In a recent achievement, Britain has set a new record for generating energy by sustainable means. Britain created coal-free electricity for 90 hours and 45 minutes from Thursday until Monday afternoon. The country outshone itself, by breaking its previous longest record of 76 hours and 10 minutes, which was set in April 2018. In April, 2017 Britain witnessed its first full day without coal since the 19th century.

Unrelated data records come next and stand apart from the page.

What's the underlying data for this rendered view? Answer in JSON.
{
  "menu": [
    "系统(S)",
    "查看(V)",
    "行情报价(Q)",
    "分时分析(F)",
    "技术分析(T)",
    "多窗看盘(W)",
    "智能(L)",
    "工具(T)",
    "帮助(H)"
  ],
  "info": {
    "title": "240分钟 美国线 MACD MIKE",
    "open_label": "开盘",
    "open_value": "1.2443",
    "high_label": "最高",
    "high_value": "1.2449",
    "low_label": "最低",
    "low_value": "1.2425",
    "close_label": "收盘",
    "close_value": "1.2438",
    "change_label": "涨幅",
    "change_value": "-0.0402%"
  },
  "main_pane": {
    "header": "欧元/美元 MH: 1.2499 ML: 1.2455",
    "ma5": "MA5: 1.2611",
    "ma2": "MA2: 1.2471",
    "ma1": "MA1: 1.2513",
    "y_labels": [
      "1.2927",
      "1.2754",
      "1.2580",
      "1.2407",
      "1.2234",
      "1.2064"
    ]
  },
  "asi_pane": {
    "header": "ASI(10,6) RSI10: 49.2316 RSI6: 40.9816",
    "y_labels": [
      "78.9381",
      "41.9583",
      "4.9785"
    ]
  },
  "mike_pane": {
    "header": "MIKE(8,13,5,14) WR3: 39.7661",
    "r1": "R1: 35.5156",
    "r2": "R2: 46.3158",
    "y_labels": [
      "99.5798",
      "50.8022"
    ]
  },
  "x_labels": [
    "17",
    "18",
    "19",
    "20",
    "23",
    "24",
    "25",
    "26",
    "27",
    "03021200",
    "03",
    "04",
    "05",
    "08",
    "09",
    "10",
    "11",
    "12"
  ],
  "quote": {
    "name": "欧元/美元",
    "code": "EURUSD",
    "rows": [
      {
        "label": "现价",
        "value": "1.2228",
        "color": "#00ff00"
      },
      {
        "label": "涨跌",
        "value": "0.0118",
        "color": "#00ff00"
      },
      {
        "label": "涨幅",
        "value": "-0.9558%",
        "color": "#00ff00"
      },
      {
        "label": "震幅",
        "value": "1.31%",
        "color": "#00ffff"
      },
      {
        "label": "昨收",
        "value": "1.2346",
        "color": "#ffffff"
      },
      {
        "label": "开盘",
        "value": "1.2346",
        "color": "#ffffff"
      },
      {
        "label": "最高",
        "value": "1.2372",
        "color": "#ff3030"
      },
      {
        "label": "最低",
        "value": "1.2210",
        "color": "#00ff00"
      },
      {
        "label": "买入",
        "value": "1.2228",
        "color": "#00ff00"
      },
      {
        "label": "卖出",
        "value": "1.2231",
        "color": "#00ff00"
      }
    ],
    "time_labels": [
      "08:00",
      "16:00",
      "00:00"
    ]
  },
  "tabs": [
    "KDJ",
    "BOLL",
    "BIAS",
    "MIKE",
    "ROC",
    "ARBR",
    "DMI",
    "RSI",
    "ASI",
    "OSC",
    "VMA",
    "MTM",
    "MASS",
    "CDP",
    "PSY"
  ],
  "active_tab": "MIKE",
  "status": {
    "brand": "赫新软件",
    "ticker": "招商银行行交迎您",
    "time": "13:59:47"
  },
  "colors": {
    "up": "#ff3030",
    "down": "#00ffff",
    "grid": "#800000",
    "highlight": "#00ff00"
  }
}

In a statement, Duncan Burt, director of operations at National Grid said the new attainment of coal-free period was “a really big deal”. Reports by National Grid announced, the coal-free generation of electricity was produced by combination of wind, gas, nuclear, biomass and hydro generated power. Moreover, the sunny weather led to low energy demand, over the Easter weekend. As a result, UK generated a quarter of its energy from solar and imports from Europe. Last year, the country’s energy mix used 10% less of coal. Records of National Grids suggest the consumption will be less than that again in 2019. Plans are underway to phase out all of Britain’s coal power plants by 2025. This way the country is working out ways to cut greenhouse gases.
However on the downside, coal was largely being replaced by gas, which is also a fossil fuel and one of the valuable renewable sources. Dependency on gas made the country liable to the swerves of the international market. And energy produced by such means was not clean enough to meet UK’s legal targets to cut greenhouse gas emissions. With reference to the 2008 Climate Change Act greenhouse gas emissions should be depleted by 80% compared with 1990 levels by 2050.